The notwithstanding clause, embedded in section 33 of the Canadian Charter of Rights and Freedoms, allows provinces to temporarily override sections of the Charter to protect new laws from being scrapped while higher courts make a determination on the constitutionality of the law.   

However, in February 2024, a King’s Bench judge ruled that the Charter case could continue despite the use of the notwithstanding clause.  

As previously announced, Saskatchewan will be supported by Alberta, which has committed to intervening to support the province’s pro-family legislation.   

“Alberta will seek to advance legal arguments that Saskatchewan’s use of section 33 of the Charter (the Parliamentary Supremacy Clause) should have prevented Saskatchewan’s Court of King’s Bench from reviewing the constitutionality of the Education (Parent’s Bill of Rights) Amendment Act, 2023 legislation,” the province promised.    

Despite the claims of pro-LGBT ideologues, surveys have shown that Moe is acting in the interest of Saskatchewan parents.

According to an August 2023 survey, 86 percent of Saskatchewan participants advocated for parental rights, supporting the province’s new approach.

Furthermore, over 40,000 Canadians have pledged their support for Saskatchewan’s fight for parental rights in the classroom, also calling on all other provinces to follow suit.       

“The Scott Moe government must fight this challenge by the LGBT pressure groups with every fibre of their being, and with every legal and political resource available to them,” Fonseca declared. “The Moe government cannot allow the advocates of chemical castration and surgical mutilation to win.

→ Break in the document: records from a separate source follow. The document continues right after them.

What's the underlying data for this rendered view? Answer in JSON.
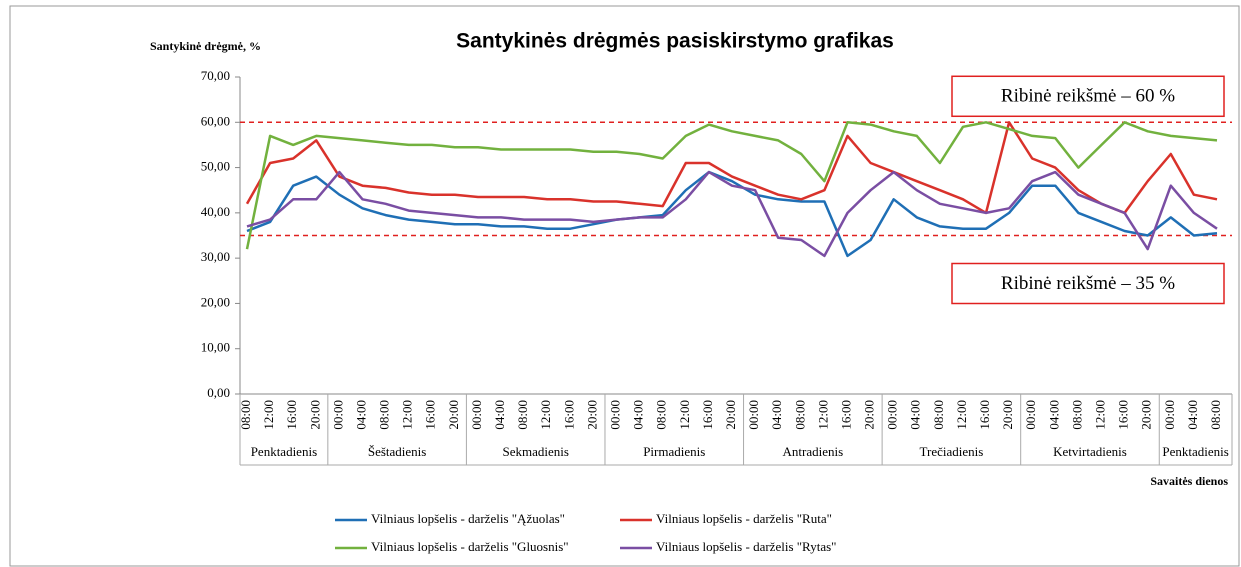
{
  "chart_data": {
    "type": "line",
    "title": "Santykinės drėgmės pasiskirstymo grafikas",
    "y_label": "Santykinė drėgmė, %",
    "x_label": "Savaitės dienos",
    "categories": [
      "08:00",
      "12:00",
      "16:00",
      "20:00",
      "00:00",
      "04:00",
      "08:00",
      "12:00",
      "16:00",
      "20:00",
      "00:00",
      "04:00",
      "08:00",
      "12:00",
      "16:00",
      "20:00",
      "00:00",
      "04:00",
      "08:00",
      "12:00",
      "16:00",
      "20:00",
      "00:00",
      "04:00",
      "08:00",
      "12:00",
      "16:00",
      "20:00",
      "00:00",
      "04:00",
      "08:00",
      "12:00",
      "16:00",
      "20:00",
      "00:00",
      "04:00",
      "08:00",
      "12:00",
      "16:00",
      "20:00",
      "00:00",
      "04:00",
      "08:00"
    ],
    "day_labels": [
      "Penktadienis",
      "Šeštadienis",
      "Sekmadienis",
      "Pirmadienis",
      "Antradienis",
      "Trečiadienis",
      "Ketvirtadienis",
      "Penktadienis"
    ],
    "series": [
      {
        "name": "Vilniaus lopšelis - darželis \"Ąžuolas\"",
        "color": "#1f6fb5",
        "values": [
          36,
          38,
          46,
          48,
          44,
          41,
          39.5,
          38.5,
          38,
          37.5,
          37.5,
          37,
          37,
          36.5,
          36.5,
          37.5,
          38.5,
          39,
          39.5,
          45,
          49,
          47,
          44,
          43,
          42.5,
          42.5,
          30.5,
          34,
          43,
          39,
          37,
          36.5,
          36.5,
          40,
          46,
          46,
          40,
          38,
          36,
          35,
          39,
          35,
          35.5
        ]
      },
      {
        "name": "Vilniaus lopšelis - darželis \"Ruta\"",
        "color": "#d9322b",
        "values": [
          42,
          51,
          52,
          56,
          48,
          46,
          45.5,
          44.5,
          44,
          44,
          43.5,
          43.5,
          43.5,
          43,
          43,
          42.5,
          42.5,
          42,
          41.5,
          51,
          51,
          48,
          46,
          44,
          43,
          45,
          57,
          51,
          49,
          47,
          45,
          43,
          40,
          60,
          52,
          50,
          45,
          42,
          40,
          47,
          53,
          44,
          43
        ]
      },
      {
        "name": "Vilniaus lopšelis - darželis \"Gluosnis\"",
        "color": "#72b13e",
        "values": [
          32,
          57,
          55,
          57,
          56.5,
          56,
          55.5,
          55,
          55,
          54.5,
          54.5,
          54,
          54,
          54,
          54,
          53.5,
          53.5,
          53,
          52,
          57,
          59.5,
          58,
          57,
          56,
          53,
          47,
          60,
          59.5,
          58,
          57,
          51,
          59,
          60,
          58.5,
          57,
          56.5,
          50,
          55,
          60,
          58,
          57,
          56.5,
          56
        ]
      },
      {
        "name": "Vilniaus lopšelis - darželis \"Rytas\"",
        "color": "#7a4ea3",
        "values": [
          37,
          38.5,
          43,
          43,
          49,
          43,
          42,
          40.5,
          40,
          39.5,
          39,
          39,
          38.5,
          38.5,
          38.5,
          38,
          38.5,
          39,
          39,
          43,
          49,
          46,
          45,
          34.5,
          34,
          30.5,
          40,
          45,
          49,
          45,
          42,
          41,
          40,
          41,
          47,
          49,
          44,
          42,
          40,
          32,
          46,
          40,
          36.5
        ]
      }
    ],
    "reference_lines": [
      {
        "value": 60,
        "label": "Ribinė reikšmė – 60 %",
        "color": "#e0201f"
      },
      {
        "value": 35,
        "label": "Ribinė reikšmė – 35 %",
        "color": "#e0201f"
      }
    ],
    "ylim": [
      0,
      70
    ],
    "yticks": [
      {
        "value": 0,
        "label": "0,00"
      },
      {
        "value": 10,
        "label": "10,00"
      },
      {
        "value": 20,
        "label": "20,00"
      },
      {
        "value": 30,
        "label": "30,00"
      },
      {
        "value": 40,
        "label": "40,00"
      },
      {
        "value": 50,
        "label": "50,00"
      },
      {
        "value": 60,
        "label": "60,00"
      },
      {
        "value": 70,
        "label": "70,00"
      }
    ],
    "grid": false
  }
}
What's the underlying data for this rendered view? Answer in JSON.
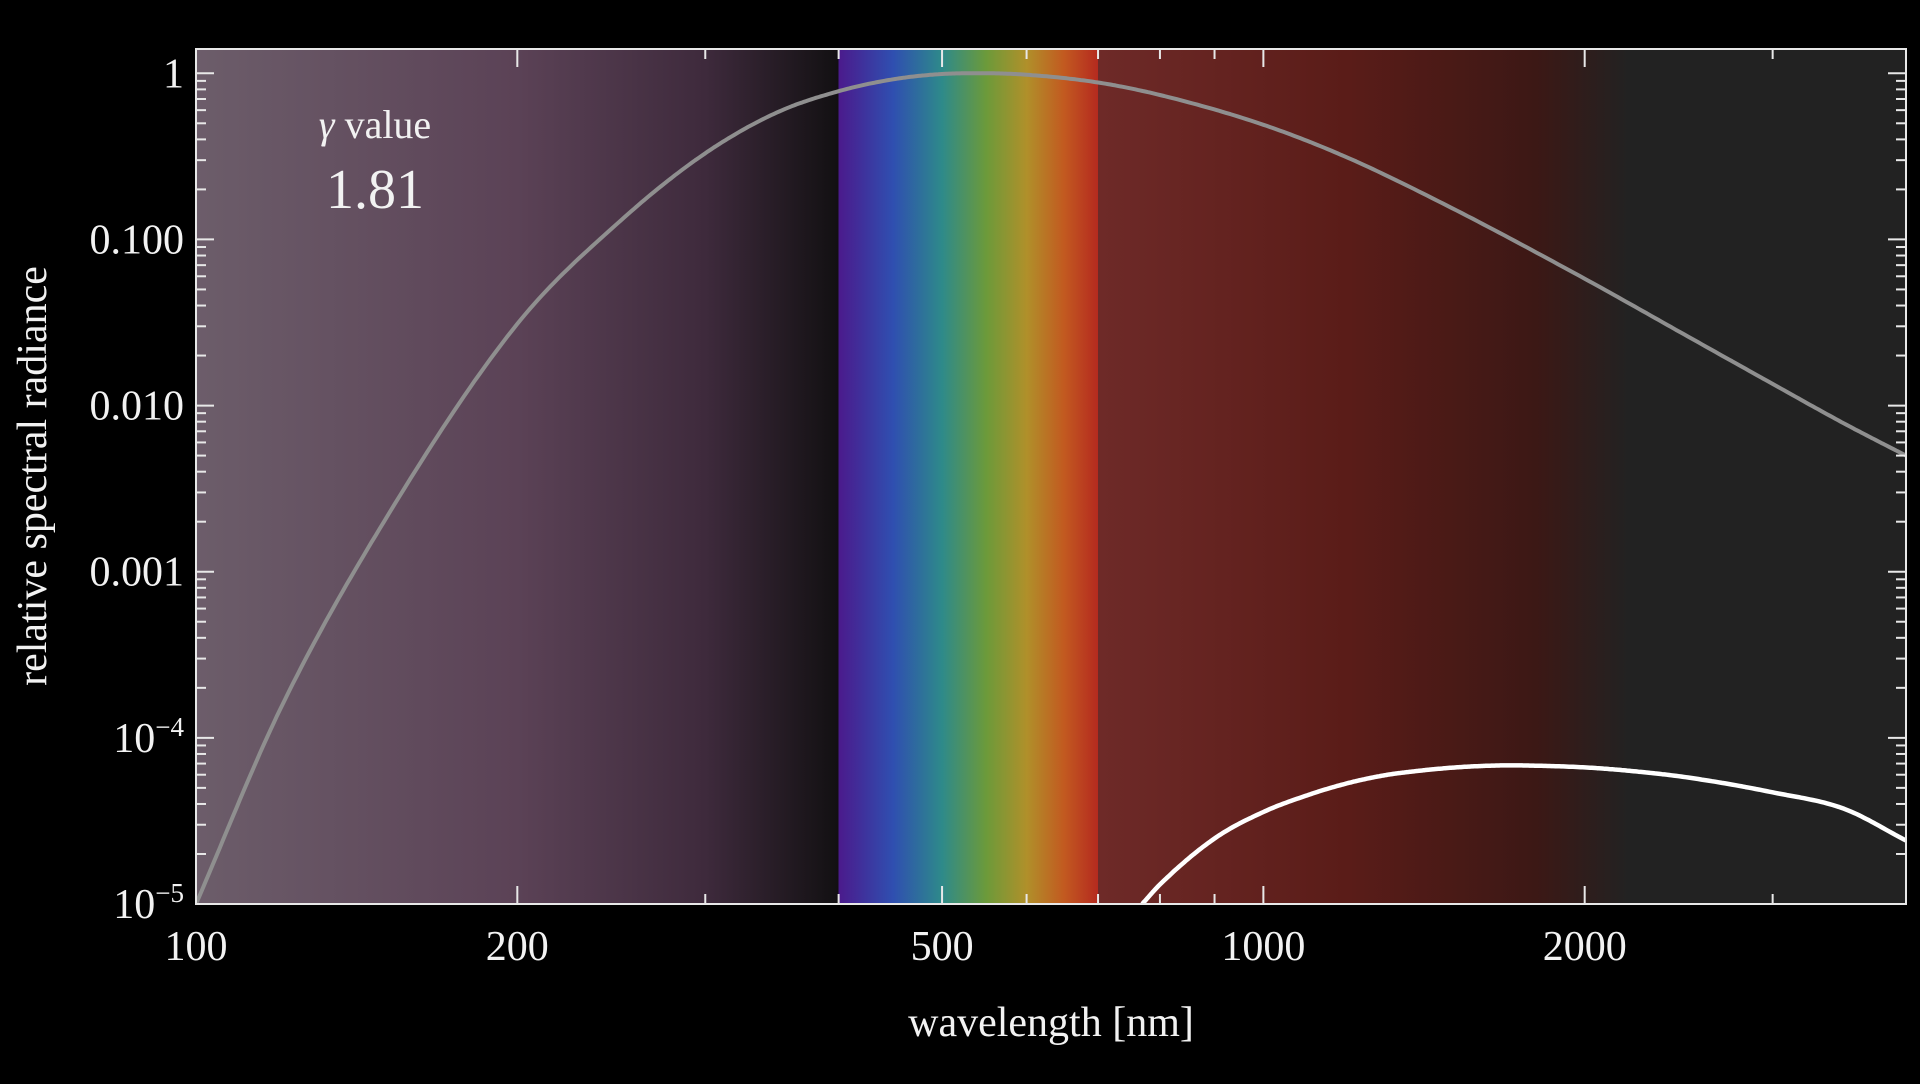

We must protect our children from this child abuse.” 

“We urge all Canadians to pray for the Scott Moe government to be successful in this court case, for the best interests of children, parents, and truth,” Fonseca appealed. “May God come to their assistance.”  

It is important to note that despite the claims of LGBT activists, a significant body of evidence shows that “affirming” gender confusion carries serious harms, especially when done with impressionable children who lack the mental development, emotional maturity, and life experience to consider the long-term ramifications of the decisions being pushed on them, or full knowledge about the long-term effects of life-altering, physically transformative, and often irreversible surgical and chemical procedures.

Studies find that more than 80 percent of children suffering gender dysphoria outgrow it on their own by late adolescence and that “transition” procedures, including “reassignment” surgery, fail to resolve gender-confused individuals’ heightened tendency to engage in self-harm and suicide – and even exacerbate it, including by reinforcing their confusion and neglecting the actual root causes of their mental strife.